According to a survey made by the Hungarian unit of French credit insurance company Coface summarized on index.hu, only 50% of local companies currently holding back on paying their creditors are actually unable to pay because of financial distress. The study of 50,000 companies found that 20% of “nonpaying” have the means to pay their invoices but choose not to, while a further 30% of bad debts have gone bad because of clerical errors. At the time of the survey 4% of the firms where judged to be “totally unqualified” for any sort of credit and an additional 3% were already under bankruptcy proceedings.
Coface, which mostly covers Central Europe, has developed a 10 point scale for rating the risk factor for payment risk. Currently, the ratio of average-to-high risk companies in the region is 50%, just above the overall figure for Hungary. As an effect of the ongoing crisis, loans are more expensive and harder to get, and the deadlines for repayment are being lengthened, even though doing so usually results in a greater chance that the money will never be paid back.
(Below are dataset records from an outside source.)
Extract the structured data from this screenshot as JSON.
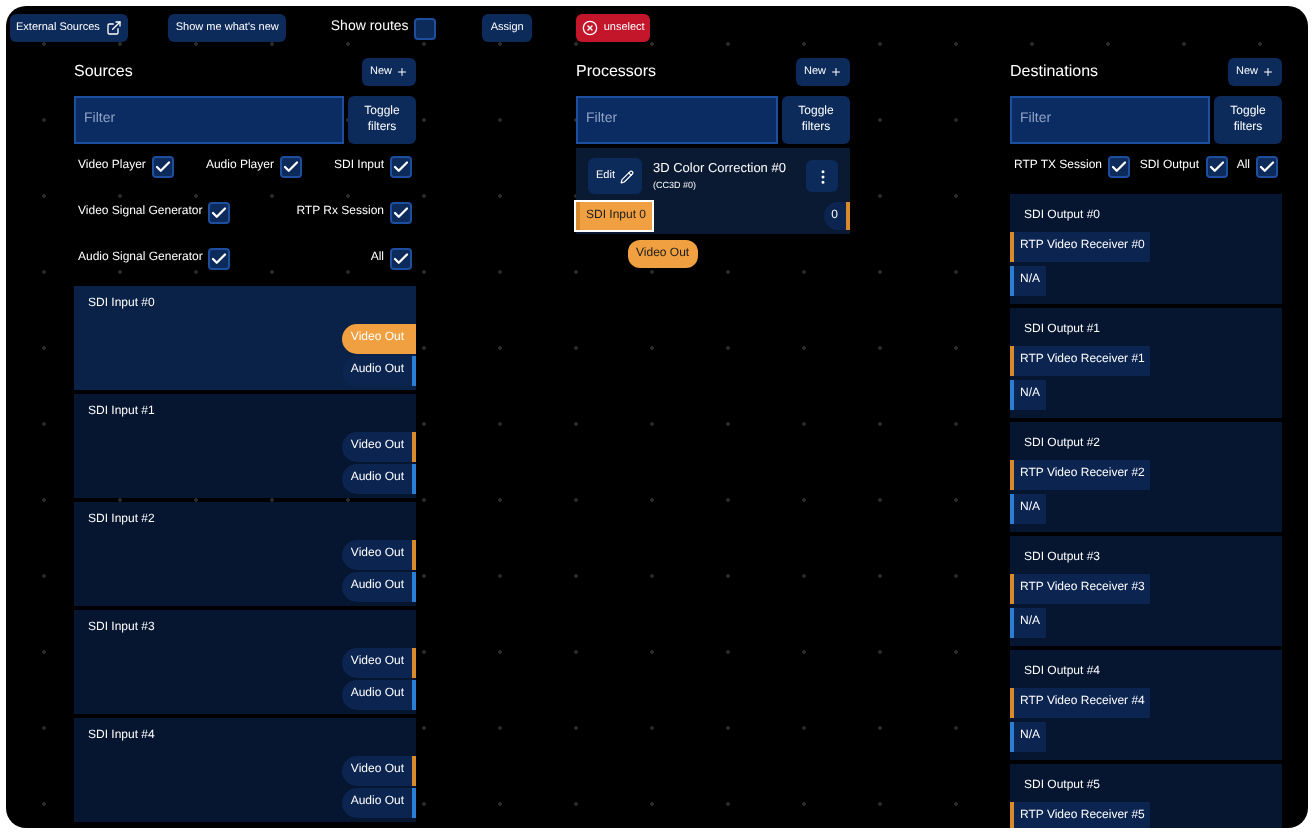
{
  "top_bar": {
    "external_sources": "External Sources",
    "whats_new": "Show me what's new",
    "show_routes": {
      "label": "Show routes",
      "checked": false
    },
    "assign": "Assign",
    "unselect": "unselect"
  },
  "sources": {
    "title": "Sources",
    "new_button": "New",
    "filter": {
      "placeholder": "Filter"
    },
    "toggle_filters": "Toggle filters",
    "filter_rows": [
      [
        {
          "label": "Video Player",
          "checked": true
        },
        {
          "label": "Audio Player",
          "checked": true
        },
        {
          "label": "SDI Input",
          "checked": true
        }
      ],
      [
        {
          "label": "Video Signal Generator",
          "checked": true
        },
        {
          "label": "RTP Rx Session",
          "checked": true
        }
      ],
      [
        {
          "label": "Audio Signal Generator",
          "checked": true
        },
        {
          "label": "All",
          "checked": true
        }
      ]
    ],
    "items": [
      {
        "name": "SDI Input #0",
        "selected": true,
        "ports": [
          {
            "label": "Video Out",
            "kind": "video",
            "selected": true
          },
          {
            "label": "Audio Out",
            "kind": "audio",
            "selected": false
          }
        ]
      },
      {
        "name": "SDI Input #1",
        "selected": false,
        "ports": [
          {
            "label": "Video Out",
            "kind": "video",
            "selected": false
          },
          {
            "label": "Audio Out",
            "kind": "audio",
            "selected": false
          }
        ]
      },
      {
        "name": "SDI Input #2",
        "selected": false,
        "ports": [
          {
            "label": "Video Out",
            "kind": "video",
            "selected": false
          },
          {
            "label": "Audio Out",
            "kind": "audio",
            "selected": false
          }
        ]
      },
      {
        "name": "SDI Input #3",
        "selected": false,
        "ports": [
          {
            "label": "Video Out",
            "kind": "video",
            "selected": false
          },
          {
            "label": "Audio Out",
            "kind": "audio",
            "selected": false
          }
        ]
      },
      {
        "name": "SDI Input #4",
        "selected": false,
        "ports": [
          {
            "label": "Video Out",
            "kind": "video",
            "selected": false
          },
          {
            "label": "Audio Out",
            "kind": "audio",
            "selected": false
          }
        ]
      }
    ]
  },
  "processors": {
    "title": "Processors",
    "new_button": "New",
    "filter": {
      "placeholder": "Filter"
    },
    "toggle_filters": "Toggle filters",
    "items": [
      {
        "edit": "Edit",
        "name": "3D Color Correction #0",
        "subtitle": "(CC3D #0)",
        "inputs": [
          {
            "label": "SDI Input 0",
            "kind": "video",
            "selected": true
          }
        ],
        "outputs": [
          {
            "label": "0",
            "kind": "video",
            "selected": false
          }
        ]
      }
    ],
    "drag_pill": "Video Out"
  },
  "destinations": {
    "title": "Destinations",
    "new_button": "New",
    "filter": {
      "placeholder": "Filter"
    },
    "toggle_filters": "Toggle filters",
    "filter_rows": [
      [
        {
          "label": "RTP TX Session",
          "checked": true
        },
        {
          "label": "SDI Output",
          "checked": true
        },
        {
          "label": "All",
          "checked": true
        }
      ]
    ],
    "items": [
      {
        "name": "SDI Output #0",
        "inputs": [
          {
            "label": "RTP Video Receiver #0",
            "kind": "video"
          },
          {
            "label": "N/A",
            "kind": "audio"
          }
        ]
      },
      {
        "name": "SDI Output #1",
        "inputs": [
          {
            "label": "RTP Video Receiver #1",
            "kind": "video"
          },
          {
            "label": "N/A",
            "kind": "audio"
          }
        ]
      },
      {
        "name": "SDI Output #2",
        "inputs": [
          {
            "label": "RTP Video Receiver #2",
            "kind": "video"
          },
          {
            "label": "N/A",
            "kind": "audio"
          }
        ]
      },
      {
        "name": "SDI Output #3",
        "inputs": [
          {
            "label": "RTP Video Receiver #3",
            "kind": "video"
          },
          {
            "label": "N/A",
            "kind": "audio"
          }
        ]
      },
      {
        "name": "SDI Output #4",
        "inputs": [
          {
            "label": "RTP Video Receiver #4",
            "kind": "video"
          },
          {
            "label": "N/A",
            "kind": "audio"
          }
        ]
      },
      {
        "name": "SDI Output #5",
        "inputs": [
          {
            "label": "RTP Video Receiver #5",
            "kind": "video"
          }
        ]
      }
    ]
  }
}
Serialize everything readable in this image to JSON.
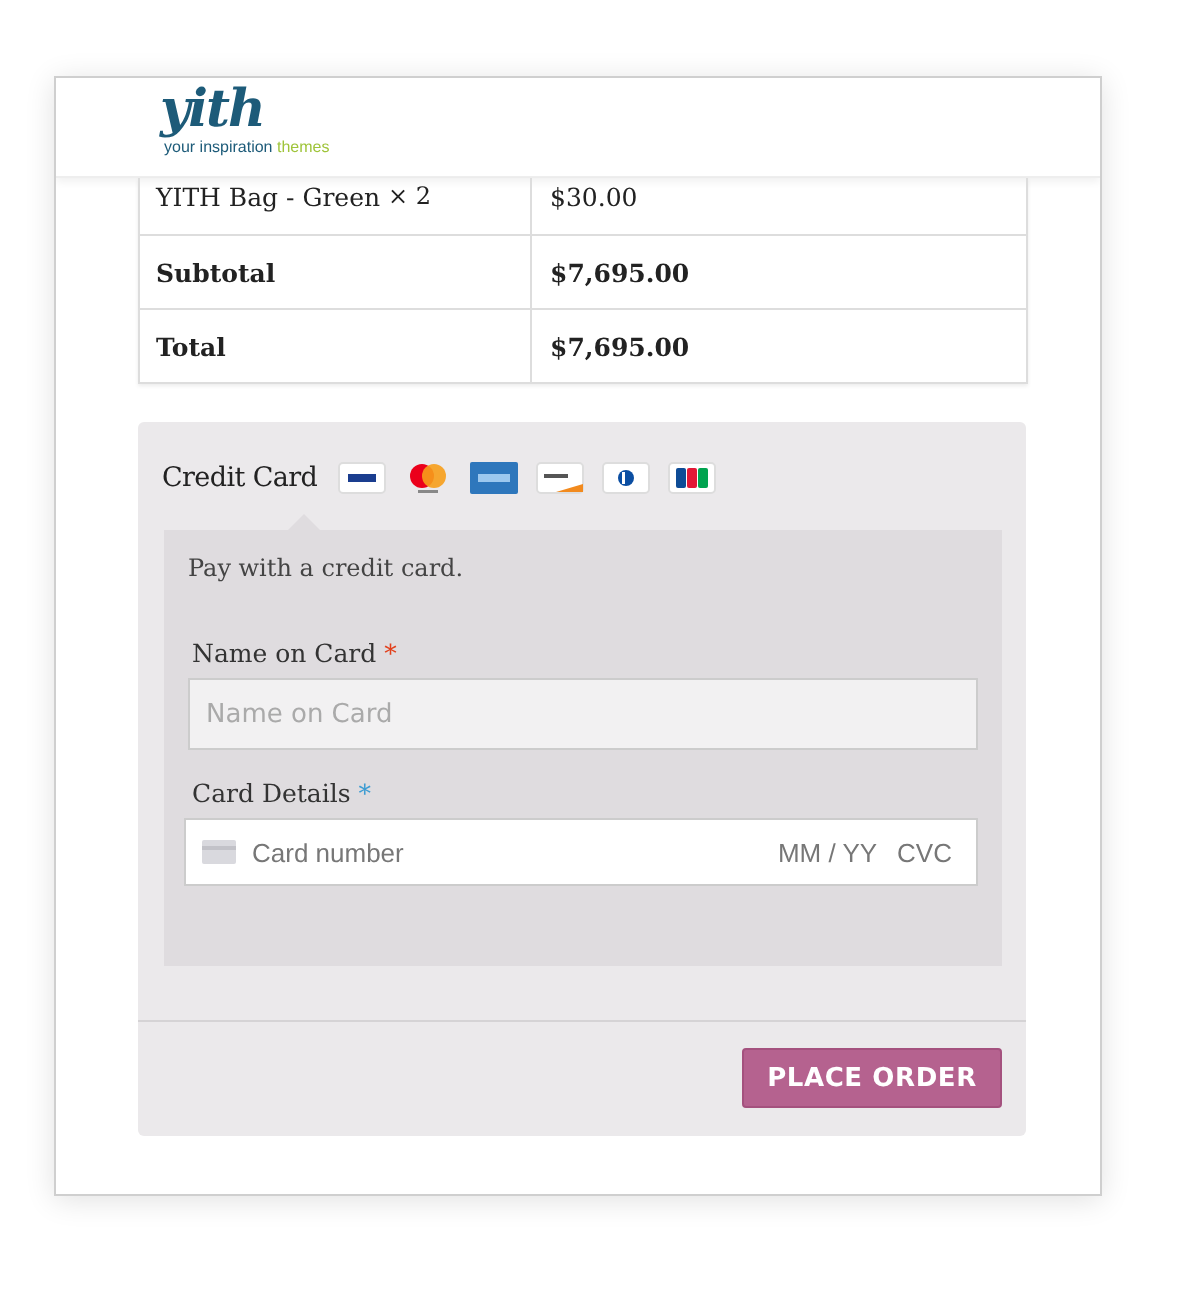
{
  "logo": {
    "wordmark": "yith",
    "tagline": "your inspiration",
    "tagline_accent": "themes"
  },
  "order_table": {
    "rows": [
      {
        "label": "YITH Bag - Green",
        "quantity": "× 2",
        "value": "$30.00",
        "bold": false
      },
      {
        "label": "Subtotal",
        "value": "$7,695.00",
        "bold": true
      },
      {
        "label": "Total",
        "value": "$7,695.00",
        "bold": true
      }
    ]
  },
  "payment": {
    "method": "Credit Card",
    "card_icons": [
      {
        "kind": "visa"
      },
      {
        "kind": "mastercard"
      },
      {
        "kind": "amex"
      },
      {
        "kind": "discover"
      },
      {
        "kind": "diners"
      },
      {
        "kind": "jcb"
      }
    ],
    "description": "Pay with a credit card.",
    "fields": [
      {
        "kind": "text",
        "label": "Name on Card",
        "required_mark": "*",
        "color": "#e2401c",
        "placeholder": "Name on Card"
      },
      {
        "kind": "card",
        "label": "Card Details",
        "required_mark": "*",
        "color": "#3d9cd2",
        "placeholder": "Card number",
        "expiry_placeholder": "MM / YY",
        "cvc_placeholder": "CVC"
      }
    ]
  },
  "place_order_button": "PLACE ORDER"
}
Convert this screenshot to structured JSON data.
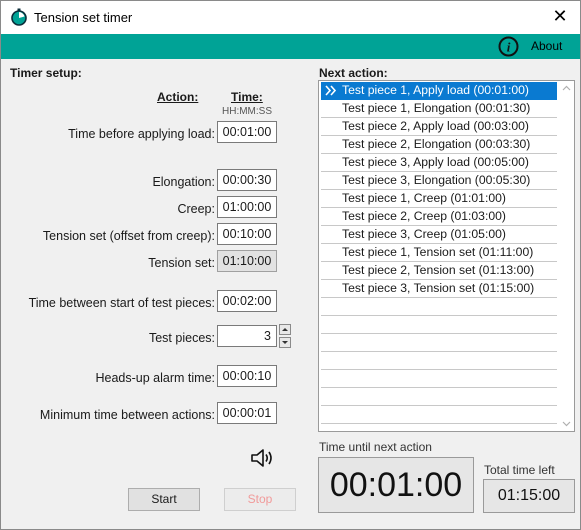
{
  "window": {
    "title": "Tension set timer",
    "close_glyph": "✕",
    "accent_color": "#00a396"
  },
  "toolbar": {
    "info_icon": "info-icon",
    "about_label": "About"
  },
  "timer_setup": {
    "title": "Timer setup:",
    "action_header": "Action:",
    "time_header": "Time:",
    "time_format": "HH:MM:SS",
    "rows": [
      {
        "label": "Time before applying load:",
        "value": "00:01:00",
        "readonly": false
      },
      {
        "label": "Elongation:",
        "value": "00:00:30",
        "readonly": false
      },
      {
        "label": "Creep:",
        "value": "01:00:00",
        "readonly": false
      },
      {
        "label": "Tension set (offset from creep):",
        "value": "00:10:00",
        "readonly": false
      },
      {
        "label": "Tension set:",
        "value": "01:10:00",
        "readonly": true
      },
      {
        "label": "Time between start of test pieces:",
        "value": "00:02:00",
        "readonly": false
      },
      {
        "label": "Test pieces:",
        "value": "3",
        "readonly": false
      },
      {
        "label": "Heads-up alarm time:",
        "value": "00:00:10",
        "readonly": false
      },
      {
        "label": "Minimum time between actions:",
        "value": "00:00:01",
        "readonly": false
      }
    ],
    "sound_icon": "speaker-icon",
    "start_label": "Start",
    "stop_label": "Stop"
  },
  "next_action": {
    "title": "Next action:",
    "items": [
      "Test piece 1, Apply load (00:01:00)",
      "Test piece 1, Elongation (00:01:30)",
      "Test piece 2, Apply load (00:03:00)",
      "Test piece 2, Elongation (00:03:30)",
      "Test piece 3, Apply load (00:05:00)",
      "Test piece 3, Elongation (00:05:30)",
      "Test piece 1, Creep (01:01:00)",
      "Test piece 2, Creep (01:03:00)",
      "Test piece 3, Creep (01:05:00)",
      "Test piece 1, Tension set (01:11:00)",
      "Test piece 2, Tension set (01:13:00)",
      "Test piece 3, Tension set (01:15:00)"
    ],
    "selected_index": 0,
    "selection_color": "#0a7ad1"
  },
  "status": {
    "time_until_label": "Time until next action",
    "time_until_value": "00:01:00",
    "total_label": "Total time left",
    "total_value": "01:15:00"
  }
}
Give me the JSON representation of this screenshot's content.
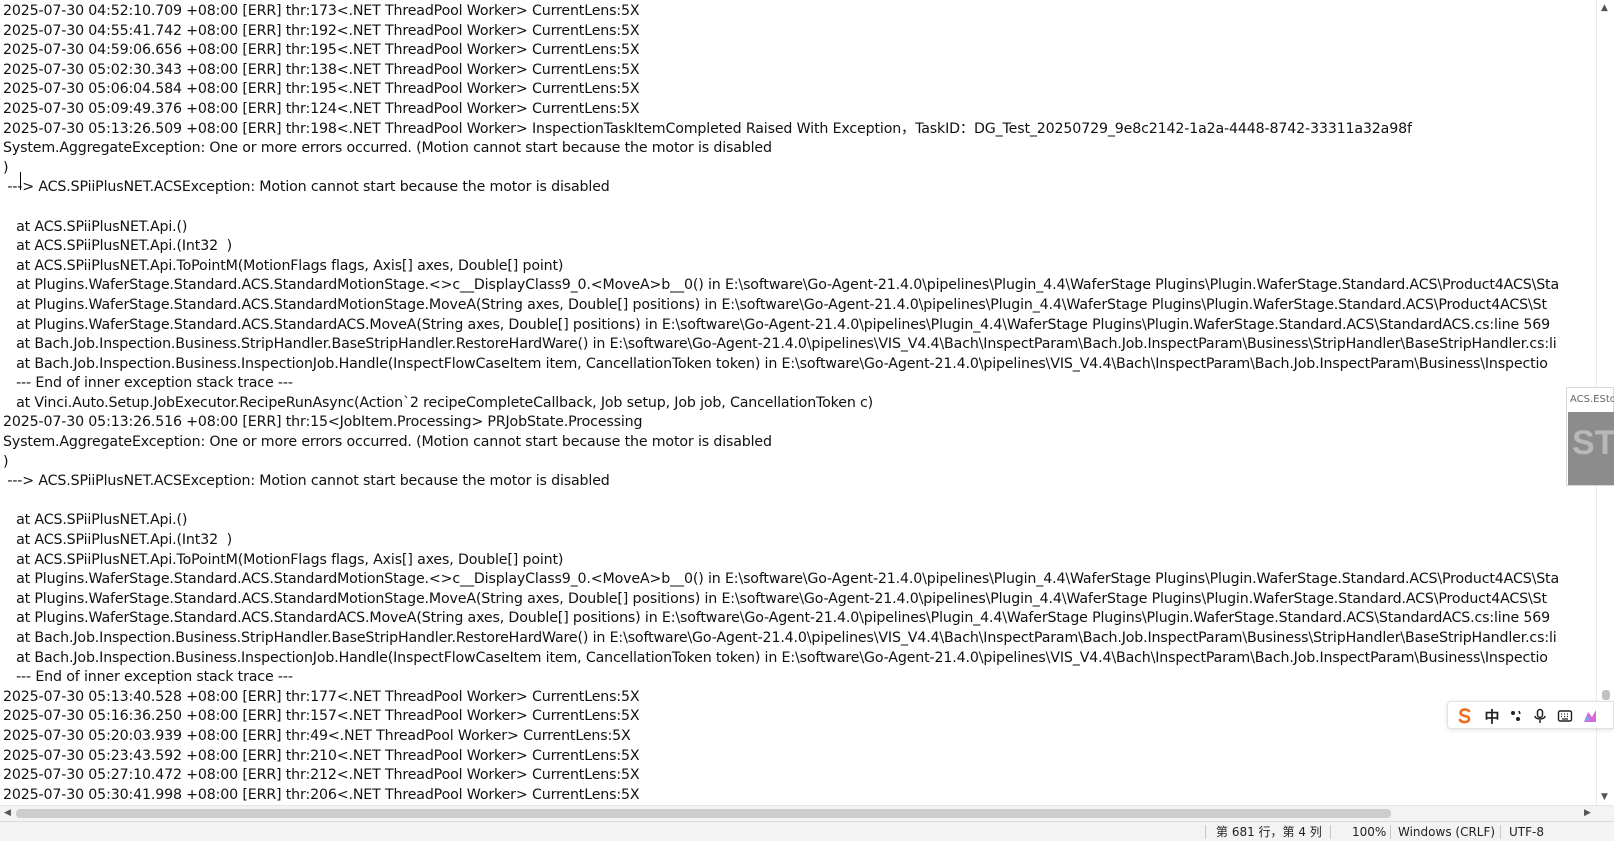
{
  "log": {
    "lines": [
      "2025-07-30 04:52:10.709 +08:00 [ERR] thr:173<.NET ThreadPool Worker> CurrentLens:5X",
      "2025-07-30 04:55:41.742 +08:00 [ERR] thr:192<.NET ThreadPool Worker> CurrentLens:5X",
      "2025-07-30 04:59:06.656 +08:00 [ERR] thr:195<.NET ThreadPool Worker> CurrentLens:5X",
      "2025-07-30 05:02:30.343 +08:00 [ERR] thr:138<.NET ThreadPool Worker> CurrentLens:5X",
      "2025-07-30 05:06:04.584 +08:00 [ERR] thr:195<.NET ThreadPool Worker> CurrentLens:5X",
      "2025-07-30 05:09:49.376 +08:00 [ERR] thr:124<.NET ThreadPool Worker> CurrentLens:5X",
      "2025-07-30 05:13:26.509 +08:00 [ERR] thr:198<.NET ThreadPool Worker> InspectionTaskItemCompleted Raised With Exception，TaskID：DG_Test_20250729_9e8c2142-1a2a-4448-8742-33311a32a98f",
      "System.AggregateException: One or more errors occurred. (Motion cannot start because the motor is disabled",
      ")",
      " ---> ACS.SPiiPlusNET.ACSException: Motion cannot start because the motor is disabled",
      "",
      "   at ACS.SPiiPlusNET.Api.()",
      "   at ACS.SPiiPlusNET.Api.(Int32  )",
      "   at ACS.SPiiPlusNET.Api.ToPointM(MotionFlags flags, Axis[] axes, Double[] point)",
      "   at Plugins.WaferStage.Standard.ACS.StandardMotionStage.<>c__DisplayClass9_0.<MoveA>b__0() in E:\\software\\Go-Agent-21.4.0\\pipelines\\Plugin_4.4\\WaferStage Plugins\\Plugin.WaferStage.Standard.ACS\\Product4ACS\\Sta",
      "   at Plugins.WaferStage.Standard.ACS.StandardMotionStage.MoveA(String axes, Double[] positions) in E:\\software\\Go-Agent-21.4.0\\pipelines\\Plugin_4.4\\WaferStage Plugins\\Plugin.WaferStage.Standard.ACS\\Product4ACS\\St",
      "   at Plugins.WaferStage.Standard.ACS.StandardACS.MoveA(String axes, Double[] positions) in E:\\software\\Go-Agent-21.4.0\\pipelines\\Plugin_4.4\\WaferStage Plugins\\Plugin.WaferStage.Standard.ACS\\StandardACS.cs:line 569",
      "   at Bach.Job.Inspection.Business.StripHandler.BaseStripHandler.RestoreHardWare() in E:\\software\\Go-Agent-21.4.0\\pipelines\\VIS_V4.4\\Bach\\InspectParam\\Bach.Job.InspectParam\\Business\\StripHandler\\BaseStripHandler.cs:li",
      "   at Bach.Job.Inspection.Business.InspectionJob.Handle(InspectFlowCaseItem item, CancellationToken token) in E:\\software\\Go-Agent-21.4.0\\pipelines\\VIS_V4.4\\Bach\\InspectParam\\Bach.Job.InspectParam\\Business\\Inspectio",
      "   --- End of inner exception stack trace ---",
      "   at Vinci.Auto.Setup.JobExecutor.RecipeRunAsync(Action`2 recipeCompleteCallback, Job setup, Job job, CancellationToken c)",
      "2025-07-30 05:13:26.516 +08:00 [ERR] thr:15<JobItem.Processing> PRJobState.Processing",
      "System.AggregateException: One or more errors occurred. (Motion cannot start because the motor is disabled",
      ")",
      " ---> ACS.SPiiPlusNET.ACSException: Motion cannot start because the motor is disabled",
      "",
      "   at ACS.SPiiPlusNET.Api.()",
      "   at ACS.SPiiPlusNET.Api.(Int32  )",
      "   at ACS.SPiiPlusNET.Api.ToPointM(MotionFlags flags, Axis[] axes, Double[] point)",
      "   at Plugins.WaferStage.Standard.ACS.StandardMotionStage.<>c__DisplayClass9_0.<MoveA>b__0() in E:\\software\\Go-Agent-21.4.0\\pipelines\\Plugin_4.4\\WaferStage Plugins\\Plugin.WaferStage.Standard.ACS\\Product4ACS\\Sta",
      "   at Plugins.WaferStage.Standard.ACS.StandardMotionStage.MoveA(String axes, Double[] positions) in E:\\software\\Go-Agent-21.4.0\\pipelines\\Plugin_4.4\\WaferStage Plugins\\Plugin.WaferStage.Standard.ACS\\Product4ACS\\St",
      "   at Plugins.WaferStage.Standard.ACS.StandardACS.MoveA(String axes, Double[] positions) in E:\\software\\Go-Agent-21.4.0\\pipelines\\Plugin_4.4\\WaferStage Plugins\\Plugin.WaferStage.Standard.ACS\\StandardACS.cs:line 569",
      "   at Bach.Job.Inspection.Business.StripHandler.BaseStripHandler.RestoreHardWare() in E:\\software\\Go-Agent-21.4.0\\pipelines\\VIS_V4.4\\Bach\\InspectParam\\Bach.Job.InspectParam\\Business\\StripHandler\\BaseStripHandler.cs:li",
      "   at Bach.Job.Inspection.Business.InspectionJob.Handle(InspectFlowCaseItem item, CancellationToken token) in E:\\software\\Go-Agent-21.4.0\\pipelines\\VIS_V4.4\\Bach\\InspectParam\\Bach.Job.InspectParam\\Business\\Inspectio",
      "   --- End of inner exception stack trace ---",
      "2025-07-30 05:13:40.528 +08:00 [ERR] thr:177<.NET ThreadPool Worker> CurrentLens:5X",
      "2025-07-30 05:16:36.250 +08:00 [ERR] thr:157<.NET ThreadPool Worker> CurrentLens:5X",
      "2025-07-30 05:20:03.939 +08:00 [ERR] thr:49<.NET ThreadPool Worker> CurrentLens:5X",
      "2025-07-30 05:23:43.592 +08:00 [ERR] thr:210<.NET ThreadPool Worker> CurrentLens:5X",
      "2025-07-30 05:27:10.472 +08:00 [ERR] thr:212<.NET ThreadPool Worker> CurrentLens:5X",
      "2025-07-30 05:30:41.998 +08:00 [ERR] thr:206<.NET ThreadPool Worker> CurrentLens:5X"
    ]
  },
  "status_bar": {
    "position": "第 681 行，第 4 列",
    "zoom": "100%",
    "line_ending": "Windows (CRLF)",
    "encoding": "UTF-8"
  },
  "overlay": {
    "label": "ACS.EStop",
    "big_text": "STO"
  },
  "ime_toolbar": {
    "mode": "中",
    "colors": {
      "logo": "#f26b1d",
      "skin": "#d36bd8"
    }
  }
}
The worst culprits for delaying payment are multinationals. 60, 75 or 95 day payment terms; lengthy waits for purchase order numbers; ‘lost’ invoices.
Teie websites are full of CSR bull….”we are a reliable and caring business partner” etc, etc. REALITY, they screw their suppliers because they can.
Actually the worst culprits are the many *Hungarian*
businesses that simply never pay up at all, after
you’ve done the work for them. They will simply put
the company out of business if you pursue them for
debts and you’ll be left with the legal bill. At
least multinationals will pay up in the end because
they are too big not to.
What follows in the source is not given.